In my classroom visits, the development of kindness in our middle schoolers is very apparent; both through our curriculum and its delivery.
The Year 9 English novel, The Messenger by Markus Zusak, led many classes to the ‘altruistic challenge’. A teacher inviting her neighbour for a luncheon started the students off and then they were cooking dinner for family members, gardening for elderly neighbours, writing letters of gratitude to people that have positively impacted students, buying/picking parents a bunch of flowers and offering up seats on public transport. What great examples of small acts of kindness.
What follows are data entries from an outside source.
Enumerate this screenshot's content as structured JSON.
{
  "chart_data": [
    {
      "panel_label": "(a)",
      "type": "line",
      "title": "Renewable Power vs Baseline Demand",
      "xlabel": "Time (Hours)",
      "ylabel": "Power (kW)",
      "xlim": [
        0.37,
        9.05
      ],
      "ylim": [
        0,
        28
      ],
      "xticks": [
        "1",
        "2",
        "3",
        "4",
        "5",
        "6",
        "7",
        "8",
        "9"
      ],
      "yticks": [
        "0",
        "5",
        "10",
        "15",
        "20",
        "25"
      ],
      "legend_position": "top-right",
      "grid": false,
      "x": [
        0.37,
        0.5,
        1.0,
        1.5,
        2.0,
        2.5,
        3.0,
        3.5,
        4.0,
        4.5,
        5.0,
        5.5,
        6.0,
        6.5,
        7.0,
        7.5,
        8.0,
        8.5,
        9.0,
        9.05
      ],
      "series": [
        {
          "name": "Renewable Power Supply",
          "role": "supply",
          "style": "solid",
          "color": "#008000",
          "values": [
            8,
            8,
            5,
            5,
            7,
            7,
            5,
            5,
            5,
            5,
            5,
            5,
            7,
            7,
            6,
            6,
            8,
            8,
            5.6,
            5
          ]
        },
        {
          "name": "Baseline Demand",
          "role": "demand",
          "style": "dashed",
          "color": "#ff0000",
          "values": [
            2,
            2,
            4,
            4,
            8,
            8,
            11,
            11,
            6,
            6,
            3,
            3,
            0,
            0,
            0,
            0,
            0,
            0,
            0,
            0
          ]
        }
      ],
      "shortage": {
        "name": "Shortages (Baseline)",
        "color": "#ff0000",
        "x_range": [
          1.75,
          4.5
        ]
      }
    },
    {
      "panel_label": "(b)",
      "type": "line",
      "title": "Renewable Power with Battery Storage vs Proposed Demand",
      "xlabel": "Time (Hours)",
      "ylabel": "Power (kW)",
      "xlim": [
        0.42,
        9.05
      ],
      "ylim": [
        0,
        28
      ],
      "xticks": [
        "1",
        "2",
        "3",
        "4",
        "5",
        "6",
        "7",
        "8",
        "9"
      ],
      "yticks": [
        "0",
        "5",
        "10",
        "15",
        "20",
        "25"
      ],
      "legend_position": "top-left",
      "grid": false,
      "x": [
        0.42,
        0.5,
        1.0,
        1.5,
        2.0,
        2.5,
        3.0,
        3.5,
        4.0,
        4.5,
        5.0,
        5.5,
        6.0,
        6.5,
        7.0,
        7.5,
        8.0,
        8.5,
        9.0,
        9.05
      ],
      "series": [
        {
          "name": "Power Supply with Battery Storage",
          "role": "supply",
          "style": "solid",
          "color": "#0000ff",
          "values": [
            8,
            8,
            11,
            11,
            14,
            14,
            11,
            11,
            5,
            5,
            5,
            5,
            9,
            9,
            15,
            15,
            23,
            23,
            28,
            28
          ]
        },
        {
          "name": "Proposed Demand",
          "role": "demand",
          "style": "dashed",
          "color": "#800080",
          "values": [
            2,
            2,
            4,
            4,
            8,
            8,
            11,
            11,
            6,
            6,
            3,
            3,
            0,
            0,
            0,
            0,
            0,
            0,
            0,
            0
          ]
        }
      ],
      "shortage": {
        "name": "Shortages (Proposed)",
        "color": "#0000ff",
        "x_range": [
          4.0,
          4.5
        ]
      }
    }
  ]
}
The Year 8 Changemakers class has always stressed that you must give kind, specific and helpful feedback when critiquing prototypes. They appeared to have taken kindness one step further as they required each group to develop their own Empathy Tasks. Everything from a game of Scissors, Paper, Rock with the losers joining an ever growing congo line; which eventually became so entwined that they couldn’t move (just like getting stuck in a traffic jam) to a ‘hands-up’ activity; do you have a job, an iphone, a plane ticket, and suddenly you realise that your privacy has been breached (in the same way automated car technology knows everything about you). What great examples of developing feelings for others.
Science classes where Year 7s patiently supported each other to light the Bunsen burner, Drama classes where students respectfully coped as a recently absent cast member improvised the script rather more than expected, sharing in the Transformative Repair Art project and the compassion shown towards the Ted Talkers are among many other examples of kindness in action.
Certainly, all members of the Charlie and the Chocolate Factory cast, crew and band will need that extra bit of kindness during their performance week. It is a fabulous production and congratulations go to all involved. What a wonderful team effort.
As the Term wraps up and we all look towards the holidays with its break from routine and a chance to do something different, please remember to BE KIND to each other and yourself!